İlk deneysel şiirim 2009 yılında yazdığım Müberra’dır. Aynı cümlelerden oluşan iki üçgen sütundan oluşan bu şiirde, birinci sütunun ilk cümlesi, ikinci sütunun son cümlesidir. Kelimeleri hem yatayda, hem de dikeyde anlamlı olacak şekilde yerleştirmek, satranç oynarken ikinci-üçüncü hamleleri düşünmeye benziyordu. Bu tarz kelime oyunlarını sevmemde sayısalcı olmamın etkisi olabilir. Belki de az kalsın üniversiteden atılmama neden olacak, 4’er kere alarak ancak geçebildiğim matematik derslerine olan özlemim! Rüyaya giren şey şiire de girebilir.
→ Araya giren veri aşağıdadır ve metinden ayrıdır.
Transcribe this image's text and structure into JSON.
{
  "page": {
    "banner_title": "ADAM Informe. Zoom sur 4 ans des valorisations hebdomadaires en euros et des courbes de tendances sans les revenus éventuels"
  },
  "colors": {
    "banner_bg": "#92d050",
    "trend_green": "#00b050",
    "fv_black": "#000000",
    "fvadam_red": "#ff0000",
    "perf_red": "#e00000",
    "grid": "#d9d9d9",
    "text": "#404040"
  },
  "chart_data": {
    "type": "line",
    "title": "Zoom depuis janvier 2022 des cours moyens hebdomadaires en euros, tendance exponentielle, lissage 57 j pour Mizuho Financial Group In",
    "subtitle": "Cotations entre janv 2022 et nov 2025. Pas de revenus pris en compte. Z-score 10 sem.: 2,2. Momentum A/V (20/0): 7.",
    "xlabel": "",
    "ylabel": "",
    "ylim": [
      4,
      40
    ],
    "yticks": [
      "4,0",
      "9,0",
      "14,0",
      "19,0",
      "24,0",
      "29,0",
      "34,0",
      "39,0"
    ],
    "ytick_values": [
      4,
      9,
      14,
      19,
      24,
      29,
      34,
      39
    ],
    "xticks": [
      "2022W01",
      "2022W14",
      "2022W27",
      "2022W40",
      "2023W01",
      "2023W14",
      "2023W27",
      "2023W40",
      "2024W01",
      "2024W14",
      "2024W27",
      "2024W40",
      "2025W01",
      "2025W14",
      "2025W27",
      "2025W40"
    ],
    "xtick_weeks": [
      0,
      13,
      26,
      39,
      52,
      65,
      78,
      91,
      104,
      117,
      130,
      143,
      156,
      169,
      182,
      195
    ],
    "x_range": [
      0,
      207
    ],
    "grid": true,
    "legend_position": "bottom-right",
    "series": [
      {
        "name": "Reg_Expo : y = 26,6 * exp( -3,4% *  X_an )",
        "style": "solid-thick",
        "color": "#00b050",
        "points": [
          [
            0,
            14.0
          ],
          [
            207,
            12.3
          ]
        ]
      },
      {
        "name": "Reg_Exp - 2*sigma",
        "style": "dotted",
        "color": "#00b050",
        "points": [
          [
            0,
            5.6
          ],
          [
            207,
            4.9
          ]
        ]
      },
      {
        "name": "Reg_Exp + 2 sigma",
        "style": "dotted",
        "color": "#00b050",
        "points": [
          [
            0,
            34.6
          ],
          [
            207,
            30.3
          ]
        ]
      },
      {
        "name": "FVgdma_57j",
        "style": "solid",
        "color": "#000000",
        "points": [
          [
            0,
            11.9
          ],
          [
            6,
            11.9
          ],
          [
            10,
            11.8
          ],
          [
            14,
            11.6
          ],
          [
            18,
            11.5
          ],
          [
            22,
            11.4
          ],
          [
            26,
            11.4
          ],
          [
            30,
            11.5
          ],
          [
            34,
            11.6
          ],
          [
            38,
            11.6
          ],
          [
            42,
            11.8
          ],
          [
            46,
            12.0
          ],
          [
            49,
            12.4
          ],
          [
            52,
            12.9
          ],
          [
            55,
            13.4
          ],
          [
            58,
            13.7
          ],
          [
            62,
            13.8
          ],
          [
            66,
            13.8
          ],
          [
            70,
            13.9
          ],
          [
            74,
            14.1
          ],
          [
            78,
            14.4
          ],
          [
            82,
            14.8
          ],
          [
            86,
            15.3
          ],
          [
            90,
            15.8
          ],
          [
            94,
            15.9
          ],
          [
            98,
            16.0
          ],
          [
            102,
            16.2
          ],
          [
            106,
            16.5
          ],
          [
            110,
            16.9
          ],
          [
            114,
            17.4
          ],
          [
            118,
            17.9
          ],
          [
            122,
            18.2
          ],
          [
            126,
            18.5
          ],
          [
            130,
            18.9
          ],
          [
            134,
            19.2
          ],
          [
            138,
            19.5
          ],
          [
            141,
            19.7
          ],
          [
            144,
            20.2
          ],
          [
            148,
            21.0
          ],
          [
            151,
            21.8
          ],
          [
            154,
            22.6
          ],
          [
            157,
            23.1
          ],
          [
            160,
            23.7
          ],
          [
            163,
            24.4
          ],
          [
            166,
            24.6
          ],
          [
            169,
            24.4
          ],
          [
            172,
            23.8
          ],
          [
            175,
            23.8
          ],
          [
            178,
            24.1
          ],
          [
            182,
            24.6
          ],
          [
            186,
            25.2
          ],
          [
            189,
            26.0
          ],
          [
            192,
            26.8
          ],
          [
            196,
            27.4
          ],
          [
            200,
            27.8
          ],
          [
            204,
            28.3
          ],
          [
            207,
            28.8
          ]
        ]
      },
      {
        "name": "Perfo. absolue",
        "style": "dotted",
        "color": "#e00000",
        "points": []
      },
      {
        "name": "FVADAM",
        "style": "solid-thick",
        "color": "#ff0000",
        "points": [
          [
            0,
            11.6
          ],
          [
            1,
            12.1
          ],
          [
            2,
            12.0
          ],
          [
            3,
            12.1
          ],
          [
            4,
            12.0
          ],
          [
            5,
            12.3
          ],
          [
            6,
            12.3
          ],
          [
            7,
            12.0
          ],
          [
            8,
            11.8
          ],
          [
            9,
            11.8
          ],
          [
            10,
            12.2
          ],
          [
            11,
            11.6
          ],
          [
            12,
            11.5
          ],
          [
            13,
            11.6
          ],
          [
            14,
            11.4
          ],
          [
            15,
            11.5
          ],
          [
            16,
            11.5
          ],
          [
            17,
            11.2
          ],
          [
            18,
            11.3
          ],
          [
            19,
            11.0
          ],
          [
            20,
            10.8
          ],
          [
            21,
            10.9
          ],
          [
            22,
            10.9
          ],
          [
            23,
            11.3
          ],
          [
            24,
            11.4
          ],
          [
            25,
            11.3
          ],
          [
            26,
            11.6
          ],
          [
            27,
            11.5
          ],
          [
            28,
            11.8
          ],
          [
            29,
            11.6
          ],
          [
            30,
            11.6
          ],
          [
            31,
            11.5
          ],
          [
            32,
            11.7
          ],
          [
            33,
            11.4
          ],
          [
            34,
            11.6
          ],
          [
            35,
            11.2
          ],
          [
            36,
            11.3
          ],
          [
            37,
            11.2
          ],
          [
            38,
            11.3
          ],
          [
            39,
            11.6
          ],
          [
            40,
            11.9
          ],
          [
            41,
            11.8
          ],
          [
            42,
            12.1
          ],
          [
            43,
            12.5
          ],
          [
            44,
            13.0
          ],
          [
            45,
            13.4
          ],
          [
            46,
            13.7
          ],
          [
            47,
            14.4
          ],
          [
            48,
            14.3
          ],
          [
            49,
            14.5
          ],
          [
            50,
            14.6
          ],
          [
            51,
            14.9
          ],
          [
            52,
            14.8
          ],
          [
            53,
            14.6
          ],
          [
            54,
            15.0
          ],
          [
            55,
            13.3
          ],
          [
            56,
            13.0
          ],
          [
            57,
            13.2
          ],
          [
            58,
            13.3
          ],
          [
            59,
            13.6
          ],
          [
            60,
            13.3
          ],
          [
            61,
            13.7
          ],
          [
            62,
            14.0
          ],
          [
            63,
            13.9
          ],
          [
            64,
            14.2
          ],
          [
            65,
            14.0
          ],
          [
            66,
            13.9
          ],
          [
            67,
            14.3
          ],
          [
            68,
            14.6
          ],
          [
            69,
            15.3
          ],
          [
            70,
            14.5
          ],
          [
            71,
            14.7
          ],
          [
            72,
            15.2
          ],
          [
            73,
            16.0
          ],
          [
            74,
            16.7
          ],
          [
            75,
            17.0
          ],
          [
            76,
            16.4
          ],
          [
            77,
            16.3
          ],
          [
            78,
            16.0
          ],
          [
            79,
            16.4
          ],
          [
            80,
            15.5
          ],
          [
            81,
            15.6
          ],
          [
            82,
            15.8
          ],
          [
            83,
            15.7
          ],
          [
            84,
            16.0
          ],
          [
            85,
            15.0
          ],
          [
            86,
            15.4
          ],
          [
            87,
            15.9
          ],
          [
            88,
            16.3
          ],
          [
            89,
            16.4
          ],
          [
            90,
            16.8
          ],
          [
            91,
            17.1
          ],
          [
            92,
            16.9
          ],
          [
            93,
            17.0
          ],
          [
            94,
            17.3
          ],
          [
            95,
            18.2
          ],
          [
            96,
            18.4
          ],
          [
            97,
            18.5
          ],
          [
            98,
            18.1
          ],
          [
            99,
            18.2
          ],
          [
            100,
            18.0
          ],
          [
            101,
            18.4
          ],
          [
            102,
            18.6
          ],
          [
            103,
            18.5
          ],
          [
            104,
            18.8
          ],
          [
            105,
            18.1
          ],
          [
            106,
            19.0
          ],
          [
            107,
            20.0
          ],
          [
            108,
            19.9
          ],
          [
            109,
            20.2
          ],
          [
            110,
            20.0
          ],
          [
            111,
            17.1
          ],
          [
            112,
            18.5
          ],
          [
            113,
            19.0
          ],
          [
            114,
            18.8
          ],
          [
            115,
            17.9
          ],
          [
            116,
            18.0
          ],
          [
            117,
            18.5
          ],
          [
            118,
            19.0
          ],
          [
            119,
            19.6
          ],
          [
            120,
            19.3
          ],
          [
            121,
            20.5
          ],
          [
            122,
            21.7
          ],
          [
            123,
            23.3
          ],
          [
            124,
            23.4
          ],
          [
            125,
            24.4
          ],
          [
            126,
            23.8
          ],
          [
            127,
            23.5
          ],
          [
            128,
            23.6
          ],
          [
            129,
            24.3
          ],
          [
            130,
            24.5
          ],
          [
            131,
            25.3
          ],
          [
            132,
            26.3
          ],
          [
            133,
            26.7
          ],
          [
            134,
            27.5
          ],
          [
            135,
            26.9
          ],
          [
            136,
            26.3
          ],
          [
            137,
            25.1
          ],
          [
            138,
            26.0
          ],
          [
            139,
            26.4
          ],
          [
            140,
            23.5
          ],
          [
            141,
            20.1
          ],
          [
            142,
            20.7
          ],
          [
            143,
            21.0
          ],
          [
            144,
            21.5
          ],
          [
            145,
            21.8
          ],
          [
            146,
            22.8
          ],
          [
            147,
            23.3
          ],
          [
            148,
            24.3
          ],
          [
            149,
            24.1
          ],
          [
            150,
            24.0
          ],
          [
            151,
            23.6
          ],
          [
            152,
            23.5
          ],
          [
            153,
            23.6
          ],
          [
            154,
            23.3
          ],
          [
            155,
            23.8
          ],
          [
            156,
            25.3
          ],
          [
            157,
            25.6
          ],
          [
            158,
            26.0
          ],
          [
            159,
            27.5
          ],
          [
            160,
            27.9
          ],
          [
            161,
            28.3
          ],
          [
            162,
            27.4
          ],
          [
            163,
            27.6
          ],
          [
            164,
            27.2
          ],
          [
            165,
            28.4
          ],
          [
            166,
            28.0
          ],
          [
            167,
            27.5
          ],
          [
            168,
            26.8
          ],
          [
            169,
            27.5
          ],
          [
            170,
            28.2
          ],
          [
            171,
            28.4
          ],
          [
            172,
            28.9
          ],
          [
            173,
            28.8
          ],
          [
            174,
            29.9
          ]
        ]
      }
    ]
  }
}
Müberra’yı Mortaka Dergisine yolladım. Yaşar Bedri Özdemir, Kış 2009 sayısında yayınladı. Müberra tarzında çok sayıda şiir yazdım. Deneysel şiirlerimin ilk örnekleri Poyraz, Mortaka, Göç, Temrin, Varlık, Yolcu, Ihlamur, Hayal Bilgisi, Kuyu, Müsvedde, Habis, Hürriyet Gösteri Sanat dergilerinde yayınlandı. İlk çalışmalarımı yayınladıkları için isimlerini zikrettiğim dergilerin dışında deneysel çalışmalarım daha sonra başka dergilerde de yer aldı.
Aslıda deneysel şiire girişimi sizin sorunuzda yer alan “Bir nehrin denize doğru çekilişi gibi” cümlesi güzel ifade ediyor. İlk deneysel şiirimden sonra aradan geçen 8 yılda çok sayıda deneysel-görsel şiire imza attım. Saymadım ama 200 civarı olduğunu düşünüyorum.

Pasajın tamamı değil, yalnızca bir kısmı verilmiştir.